Contributed by History Makers
The special, hosted by PBS-TV journalist Gwen Ifill, will air on PBS’s WGSU (Grand Rapids) network at 8 p.m. Sunday, February 24.
*Headline photo courtesy of the Velvelettes. Pictured in this 1963 studio shot for Motown include back from left with their maiden names: Mildred Gill, Bertha Barbee, Caroline Gill; front from left, Betty Kelly and Norma Barbee.
See more at: http://www.pbs.org/programs/evening-berry-gordy/
In 1962 a group comprised of young women from Kalamazoo and Flint, Michigan decided to compete in a talent show on the campus of Western Michigan University. The winner of the event hosted by the Alpha Phi Alpha Fraternity, Inc., would receive a whopping $25 cash prize. The girls won, and that wasn’t all. A member of the fraternity visiting from Detroit suggested that the girls audition for his uncle. Who was his uncle? Berry Gordy.
Today, the Velvelettes are a part of Motown musical history. Two members of the original five-member singing group honored Berry Gordy during a recent History Makers annual event held in Chicago. The special, hosted by PBS-TV journalist Gwen Ifill, will air on PBS’s WGSU (Grand Rapids) network at 8 p.m. Sunday, February 24. Cal Street, lead singer, and Bertha Barbee-McNeal, were invited to participated in the star-studded event hosted by History Makers. The organization is dedicated to recording and celebrating the history of African Americans who have contributed to history in a variety of ways. Visit: www.historymakers.org for more information.
An Evening With Berry Gordy created by History Makers provides a rare inside look into the life and times of boxer, songwriter, producer, movie director, entrepreneur and Motown founder Berry Gordy with PBS-TV journalist, Gwen Ifill, serving as the host interviewer. Backed by American Idol’s Ray Chew and his band, the program features live musical performances by Valerie Simpson (“I’ll Be There”) of the legendary Motown songwriting team of Ashford & Simpson. Other performers include Motown artist KEM with Marvin Gaye’s “What’s Going On” and singer/songwriter Janelle Monáe with the Jackson Five’s “I Want You Back”. The performances of Brandon Dixon and Valisia LeKae who play Berry Gordy and Diana Ross, respectively, in Motown The Musical with “To Be Loved” and “You’re All I Need to Get By” had the audiences wanting for more.
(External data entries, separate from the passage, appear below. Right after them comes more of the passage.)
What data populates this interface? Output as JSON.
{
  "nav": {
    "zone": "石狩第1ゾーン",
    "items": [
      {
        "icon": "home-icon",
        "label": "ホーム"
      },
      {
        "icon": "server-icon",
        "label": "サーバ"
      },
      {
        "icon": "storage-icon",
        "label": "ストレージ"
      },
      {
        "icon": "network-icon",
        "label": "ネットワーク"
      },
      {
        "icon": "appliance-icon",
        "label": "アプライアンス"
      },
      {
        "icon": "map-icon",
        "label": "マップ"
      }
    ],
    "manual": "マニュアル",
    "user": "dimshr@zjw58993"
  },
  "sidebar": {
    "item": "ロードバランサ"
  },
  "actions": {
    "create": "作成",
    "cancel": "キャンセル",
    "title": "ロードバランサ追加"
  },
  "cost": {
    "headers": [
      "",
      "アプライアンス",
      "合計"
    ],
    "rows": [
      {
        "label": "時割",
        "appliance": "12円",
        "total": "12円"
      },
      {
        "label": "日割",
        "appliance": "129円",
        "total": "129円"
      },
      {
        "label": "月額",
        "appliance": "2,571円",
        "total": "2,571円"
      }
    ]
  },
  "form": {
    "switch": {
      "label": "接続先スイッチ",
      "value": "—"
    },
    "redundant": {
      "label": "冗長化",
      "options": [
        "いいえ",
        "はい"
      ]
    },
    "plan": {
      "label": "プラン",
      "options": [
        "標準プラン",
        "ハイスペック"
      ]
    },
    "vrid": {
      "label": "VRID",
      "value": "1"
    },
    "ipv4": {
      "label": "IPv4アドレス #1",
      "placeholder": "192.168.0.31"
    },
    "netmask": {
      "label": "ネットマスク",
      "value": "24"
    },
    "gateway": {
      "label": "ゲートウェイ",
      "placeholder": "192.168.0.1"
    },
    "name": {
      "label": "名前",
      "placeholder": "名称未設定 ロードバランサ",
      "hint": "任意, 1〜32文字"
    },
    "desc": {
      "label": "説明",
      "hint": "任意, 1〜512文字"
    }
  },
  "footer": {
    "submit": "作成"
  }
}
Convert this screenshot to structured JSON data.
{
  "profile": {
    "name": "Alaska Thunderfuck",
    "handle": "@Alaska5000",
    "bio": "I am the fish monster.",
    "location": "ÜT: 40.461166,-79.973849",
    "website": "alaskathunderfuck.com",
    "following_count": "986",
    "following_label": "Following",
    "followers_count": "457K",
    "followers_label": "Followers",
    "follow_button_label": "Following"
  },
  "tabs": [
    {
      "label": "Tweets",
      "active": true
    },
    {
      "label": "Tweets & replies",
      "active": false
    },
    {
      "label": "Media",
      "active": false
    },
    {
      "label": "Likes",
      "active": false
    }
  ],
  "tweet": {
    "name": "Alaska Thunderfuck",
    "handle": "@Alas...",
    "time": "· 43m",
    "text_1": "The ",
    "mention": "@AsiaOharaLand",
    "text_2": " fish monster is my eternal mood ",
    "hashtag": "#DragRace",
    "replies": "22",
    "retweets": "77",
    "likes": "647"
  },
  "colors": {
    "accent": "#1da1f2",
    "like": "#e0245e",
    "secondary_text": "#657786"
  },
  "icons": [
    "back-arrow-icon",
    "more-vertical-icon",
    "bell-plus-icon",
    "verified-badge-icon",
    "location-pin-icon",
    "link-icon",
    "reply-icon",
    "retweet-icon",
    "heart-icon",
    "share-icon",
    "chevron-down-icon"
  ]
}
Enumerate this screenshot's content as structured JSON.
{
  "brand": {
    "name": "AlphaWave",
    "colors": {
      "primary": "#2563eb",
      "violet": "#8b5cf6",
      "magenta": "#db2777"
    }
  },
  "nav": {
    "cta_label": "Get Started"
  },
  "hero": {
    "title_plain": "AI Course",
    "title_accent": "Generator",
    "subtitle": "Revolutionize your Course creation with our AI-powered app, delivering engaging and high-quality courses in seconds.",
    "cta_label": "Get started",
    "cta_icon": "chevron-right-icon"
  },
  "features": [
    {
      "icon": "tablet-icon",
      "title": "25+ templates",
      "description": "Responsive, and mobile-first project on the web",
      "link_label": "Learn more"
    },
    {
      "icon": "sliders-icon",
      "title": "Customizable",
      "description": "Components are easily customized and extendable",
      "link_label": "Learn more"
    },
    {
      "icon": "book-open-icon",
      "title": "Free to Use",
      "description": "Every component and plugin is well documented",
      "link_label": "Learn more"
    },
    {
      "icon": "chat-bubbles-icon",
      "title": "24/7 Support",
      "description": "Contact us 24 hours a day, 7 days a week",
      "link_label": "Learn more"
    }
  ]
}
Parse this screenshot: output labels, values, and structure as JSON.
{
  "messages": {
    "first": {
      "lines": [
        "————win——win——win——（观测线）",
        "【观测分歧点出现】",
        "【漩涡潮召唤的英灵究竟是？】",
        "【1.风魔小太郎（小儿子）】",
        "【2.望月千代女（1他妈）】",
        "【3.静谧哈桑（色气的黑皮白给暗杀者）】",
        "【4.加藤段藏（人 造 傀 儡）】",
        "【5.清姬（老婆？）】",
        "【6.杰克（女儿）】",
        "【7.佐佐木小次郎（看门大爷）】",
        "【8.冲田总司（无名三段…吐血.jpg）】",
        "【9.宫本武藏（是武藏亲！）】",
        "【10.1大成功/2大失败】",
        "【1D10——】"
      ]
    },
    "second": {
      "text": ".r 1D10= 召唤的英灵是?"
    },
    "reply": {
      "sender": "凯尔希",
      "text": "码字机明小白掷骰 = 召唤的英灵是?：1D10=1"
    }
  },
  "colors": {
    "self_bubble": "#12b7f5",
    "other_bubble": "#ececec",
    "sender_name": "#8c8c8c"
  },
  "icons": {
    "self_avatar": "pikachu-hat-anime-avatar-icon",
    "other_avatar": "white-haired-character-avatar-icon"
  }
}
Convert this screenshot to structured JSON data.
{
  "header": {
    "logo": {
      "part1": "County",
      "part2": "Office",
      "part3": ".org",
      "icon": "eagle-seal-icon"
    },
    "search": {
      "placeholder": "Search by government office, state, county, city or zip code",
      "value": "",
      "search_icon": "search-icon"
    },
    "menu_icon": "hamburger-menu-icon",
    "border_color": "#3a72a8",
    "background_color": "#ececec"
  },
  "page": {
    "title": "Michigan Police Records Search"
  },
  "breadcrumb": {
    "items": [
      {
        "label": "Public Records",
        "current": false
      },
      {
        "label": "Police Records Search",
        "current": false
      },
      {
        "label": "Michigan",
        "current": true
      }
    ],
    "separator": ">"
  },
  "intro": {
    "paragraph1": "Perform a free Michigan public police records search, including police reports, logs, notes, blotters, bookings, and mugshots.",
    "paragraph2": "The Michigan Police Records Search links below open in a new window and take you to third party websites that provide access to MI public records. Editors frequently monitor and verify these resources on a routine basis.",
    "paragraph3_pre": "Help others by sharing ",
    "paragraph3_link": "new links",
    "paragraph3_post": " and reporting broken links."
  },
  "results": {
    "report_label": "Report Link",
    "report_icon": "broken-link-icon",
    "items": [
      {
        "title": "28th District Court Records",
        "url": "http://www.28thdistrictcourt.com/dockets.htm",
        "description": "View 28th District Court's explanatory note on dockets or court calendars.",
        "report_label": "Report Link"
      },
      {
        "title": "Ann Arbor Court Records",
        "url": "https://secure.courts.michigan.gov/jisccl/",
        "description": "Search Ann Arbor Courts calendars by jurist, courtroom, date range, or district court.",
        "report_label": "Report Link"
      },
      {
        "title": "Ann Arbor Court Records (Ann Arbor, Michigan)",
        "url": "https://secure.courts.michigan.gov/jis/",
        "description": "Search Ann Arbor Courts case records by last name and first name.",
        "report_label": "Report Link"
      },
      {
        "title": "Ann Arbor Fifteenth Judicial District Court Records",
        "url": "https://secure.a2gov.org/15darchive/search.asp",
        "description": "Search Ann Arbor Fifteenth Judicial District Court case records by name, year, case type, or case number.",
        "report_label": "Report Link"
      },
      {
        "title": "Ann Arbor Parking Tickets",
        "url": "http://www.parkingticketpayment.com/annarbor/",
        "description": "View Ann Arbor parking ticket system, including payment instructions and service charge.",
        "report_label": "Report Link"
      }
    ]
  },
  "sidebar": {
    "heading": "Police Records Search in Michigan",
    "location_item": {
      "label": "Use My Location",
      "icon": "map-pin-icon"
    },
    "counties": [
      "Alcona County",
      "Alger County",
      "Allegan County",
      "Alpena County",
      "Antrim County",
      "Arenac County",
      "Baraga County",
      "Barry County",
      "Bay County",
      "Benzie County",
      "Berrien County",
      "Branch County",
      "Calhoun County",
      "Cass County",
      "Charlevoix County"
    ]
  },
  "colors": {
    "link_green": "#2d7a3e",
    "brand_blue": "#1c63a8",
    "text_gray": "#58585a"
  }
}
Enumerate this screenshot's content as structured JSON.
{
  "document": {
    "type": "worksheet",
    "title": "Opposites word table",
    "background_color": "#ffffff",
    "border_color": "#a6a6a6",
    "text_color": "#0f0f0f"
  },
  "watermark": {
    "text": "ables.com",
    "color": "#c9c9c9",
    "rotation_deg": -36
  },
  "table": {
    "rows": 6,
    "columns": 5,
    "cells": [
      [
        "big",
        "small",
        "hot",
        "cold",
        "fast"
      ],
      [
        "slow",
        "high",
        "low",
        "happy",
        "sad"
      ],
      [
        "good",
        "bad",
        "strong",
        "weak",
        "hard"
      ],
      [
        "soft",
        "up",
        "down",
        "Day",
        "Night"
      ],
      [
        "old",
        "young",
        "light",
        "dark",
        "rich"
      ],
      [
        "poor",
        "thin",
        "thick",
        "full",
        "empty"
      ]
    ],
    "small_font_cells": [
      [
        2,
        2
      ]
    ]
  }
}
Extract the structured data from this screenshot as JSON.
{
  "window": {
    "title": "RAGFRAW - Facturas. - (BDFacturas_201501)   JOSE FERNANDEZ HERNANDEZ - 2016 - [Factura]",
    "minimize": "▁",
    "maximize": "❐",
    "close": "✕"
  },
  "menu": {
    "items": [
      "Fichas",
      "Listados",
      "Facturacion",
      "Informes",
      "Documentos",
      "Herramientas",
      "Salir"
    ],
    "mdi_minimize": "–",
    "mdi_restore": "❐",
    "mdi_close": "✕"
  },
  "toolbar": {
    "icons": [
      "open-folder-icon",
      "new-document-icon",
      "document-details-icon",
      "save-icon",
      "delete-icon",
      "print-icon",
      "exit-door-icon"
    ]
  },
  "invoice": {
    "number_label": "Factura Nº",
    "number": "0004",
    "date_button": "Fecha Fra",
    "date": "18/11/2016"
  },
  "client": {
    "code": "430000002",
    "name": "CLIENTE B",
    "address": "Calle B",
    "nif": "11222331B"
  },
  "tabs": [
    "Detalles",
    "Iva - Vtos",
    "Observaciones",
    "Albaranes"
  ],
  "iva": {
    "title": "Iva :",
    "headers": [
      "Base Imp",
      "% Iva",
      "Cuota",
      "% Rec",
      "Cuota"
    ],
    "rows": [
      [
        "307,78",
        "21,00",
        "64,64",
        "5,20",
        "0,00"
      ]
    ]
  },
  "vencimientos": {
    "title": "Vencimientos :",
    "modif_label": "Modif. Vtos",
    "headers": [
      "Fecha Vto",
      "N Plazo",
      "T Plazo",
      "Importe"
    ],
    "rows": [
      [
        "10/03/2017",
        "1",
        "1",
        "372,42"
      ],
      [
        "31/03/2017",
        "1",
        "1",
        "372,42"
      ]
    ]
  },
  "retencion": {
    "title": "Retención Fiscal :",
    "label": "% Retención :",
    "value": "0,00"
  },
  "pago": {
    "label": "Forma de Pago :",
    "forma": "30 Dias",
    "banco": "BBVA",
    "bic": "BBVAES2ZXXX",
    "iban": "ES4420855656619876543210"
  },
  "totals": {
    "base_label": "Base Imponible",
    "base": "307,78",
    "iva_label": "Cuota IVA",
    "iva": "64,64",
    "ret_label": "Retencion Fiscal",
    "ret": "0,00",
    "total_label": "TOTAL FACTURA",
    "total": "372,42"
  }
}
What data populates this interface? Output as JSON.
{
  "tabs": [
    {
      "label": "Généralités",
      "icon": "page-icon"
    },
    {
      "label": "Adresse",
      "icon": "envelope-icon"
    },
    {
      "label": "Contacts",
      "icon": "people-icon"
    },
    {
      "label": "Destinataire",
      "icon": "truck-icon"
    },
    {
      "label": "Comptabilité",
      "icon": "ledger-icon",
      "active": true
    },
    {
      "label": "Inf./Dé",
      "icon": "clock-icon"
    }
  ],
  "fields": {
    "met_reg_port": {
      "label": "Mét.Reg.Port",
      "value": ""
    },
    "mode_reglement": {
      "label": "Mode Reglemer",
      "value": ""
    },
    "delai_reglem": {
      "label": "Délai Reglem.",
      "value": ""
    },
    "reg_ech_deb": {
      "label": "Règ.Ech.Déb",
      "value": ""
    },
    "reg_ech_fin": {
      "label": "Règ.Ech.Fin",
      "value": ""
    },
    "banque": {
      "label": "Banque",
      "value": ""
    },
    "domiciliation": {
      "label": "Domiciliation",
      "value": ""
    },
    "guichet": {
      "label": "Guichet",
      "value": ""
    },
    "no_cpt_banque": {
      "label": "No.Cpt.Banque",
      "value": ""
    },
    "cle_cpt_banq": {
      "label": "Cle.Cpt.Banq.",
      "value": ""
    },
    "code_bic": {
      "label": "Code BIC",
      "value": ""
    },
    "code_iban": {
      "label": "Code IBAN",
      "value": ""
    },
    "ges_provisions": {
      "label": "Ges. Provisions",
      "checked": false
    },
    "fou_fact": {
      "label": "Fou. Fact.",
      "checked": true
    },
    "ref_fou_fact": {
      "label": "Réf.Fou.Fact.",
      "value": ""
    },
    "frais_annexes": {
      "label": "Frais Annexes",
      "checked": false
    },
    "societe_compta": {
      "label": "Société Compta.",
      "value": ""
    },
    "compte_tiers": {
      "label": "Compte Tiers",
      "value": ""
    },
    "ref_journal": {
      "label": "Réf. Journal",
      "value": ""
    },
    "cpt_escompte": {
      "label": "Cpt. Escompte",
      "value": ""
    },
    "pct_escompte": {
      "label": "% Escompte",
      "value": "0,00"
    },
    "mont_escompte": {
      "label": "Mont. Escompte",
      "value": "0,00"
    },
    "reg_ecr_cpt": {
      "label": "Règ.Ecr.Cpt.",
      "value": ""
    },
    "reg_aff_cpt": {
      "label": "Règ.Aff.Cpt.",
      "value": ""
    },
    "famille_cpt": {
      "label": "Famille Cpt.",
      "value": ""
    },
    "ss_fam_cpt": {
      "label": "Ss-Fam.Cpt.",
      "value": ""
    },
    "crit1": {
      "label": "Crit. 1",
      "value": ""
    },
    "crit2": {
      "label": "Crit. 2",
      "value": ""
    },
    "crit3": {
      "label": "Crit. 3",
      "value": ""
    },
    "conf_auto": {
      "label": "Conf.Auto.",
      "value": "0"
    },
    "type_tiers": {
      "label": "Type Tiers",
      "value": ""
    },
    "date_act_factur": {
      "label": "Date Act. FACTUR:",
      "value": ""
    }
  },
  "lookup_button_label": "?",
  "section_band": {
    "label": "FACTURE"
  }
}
Intermixed in the show are live appearances from National Newspaper Publishers Association president, Danny Bakewell, who describes Gordy’s groundbreaking accomplishments and Reverend Jesse Jackson who tells of Gordy’s importance to Reverend Martin Luther King, Jr. and the Civil Rights Movement. Suzanne de Passe, his longtime friend, business associate and mentee, had the audience laughing aloud as she tells of their work together and his role in putting women in leadership positions. Others provided their perspectives on “The Chairman” and his Motown Legacy. They include: Quincy Jones, Stevie Wonder, Smokey Robinson, President Bill Clinton, Edgar Bronfman, Leon Huff, Kenny Gamble, Doug Morris and Marty Bandier.